Another sonder moment was my first glimpse, at age 8 or so, of a woman’s breasts — a friend of my parents, who was changing into a bathing suit — which somehow led me to think, Women are basically people, people with breasts. As a horny heterosexual man, I’ve had to expand upon that revelation — people first, sex objects second — over and over again through the years. Forgive me for this, but in the culture in which we all live, it’s kind of like hacking your way through a jungle with a butter knife.
In recent years, my sense of sonder has pushed outwards, beyond human beings, to embrace, basically, all living things — this thanks to the revelations of contemporary science, and to my having lived for more than forty years in the country. Once you start realizing that the groundhog who’s scampering across the road is the same one you saw last week, and that the heron flying overhead is a neighbor, not just a random bird — in other words, that you are living within the territory claimed by many other individual creatures, who are eyeing you just as much as you’re eyeing them — your sense of who is a conscious, sentient being greatly expands.
What about you? I’d love to hear about your “sonder moments.” It’s time to pay attention to them!
As usual, an often profound entry into the ALTE archives. Love the word “sonder” and it makes me think of possible rhymes for my poems. Wander, fonder, maunder, who knows? Thanks for your ideas.
As a child I think I really only had moments of a kind of sonderism on a more individual basis. I would see a person, usually an elder or a person who struck me as being poor, walking or sitting at a restaurant or on a public bench and wonder if they were in fact alone and lonely in their life and what their life was like. On a much larger scale, before I understood to some degree how our earth and the universe functioned, I remember looking up at the stars in the sky thinking their light was that of lights of cities all around our country and the world, marveling at all those people and wondering what they might be doing and how they were living.

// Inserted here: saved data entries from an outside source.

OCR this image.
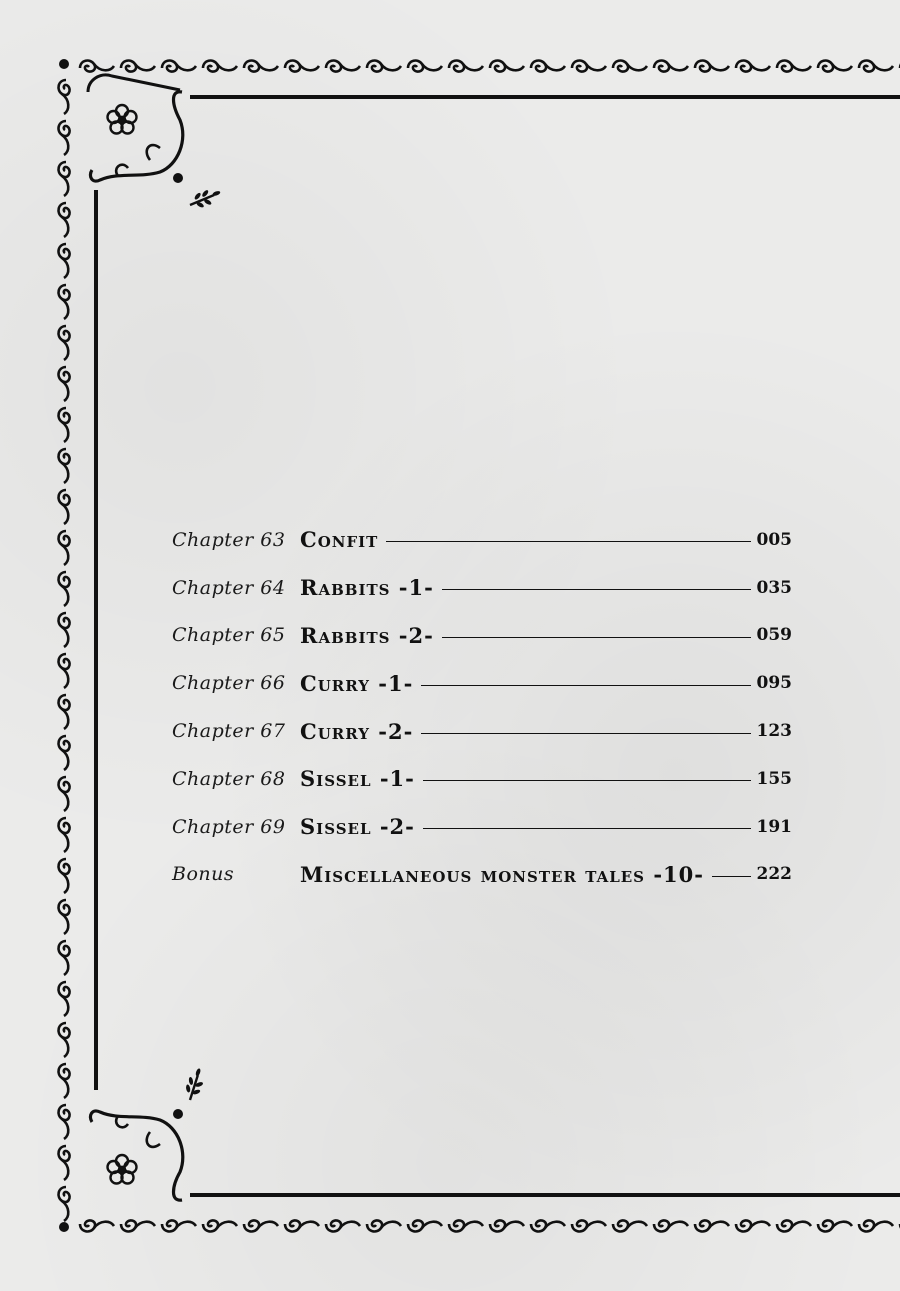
Chapter 63 confit	005
Chapter 64 rabbits -1-	035
Chapter 65 rabbits -2-	059
Chapter 66 curry -1-	095
Chapter 67 curry -2-	123
Chapter 68 sissel -1-	155
Chapter 69 sissel -2-	191
Bonus	miscellaneous monster tales -10-	222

More recently, we had a family of cardinals nesting just outside a window of our home in a rhododendron. Realizing that the mother, sitting on 3 eggs, was often frightened away when we even walked past the window we kept the window blind closed except for occasionally opening the blind a few inches to have a peek. It was so exciting when three babies arrived over a period of a couple of days. While outdoors we could observe the parents going to and from the nest. But then about a week later we discovered two babies below the nest, one looking as if something had partially eaten it, both of course dead. A couple of days later the last of the three was simply gone. I found myself wondering what the parent birds experienced as grief and how they possibly processed that. Some might accuse me of anthropomorphizing, but I think we have no idea how our fellow beings experience life.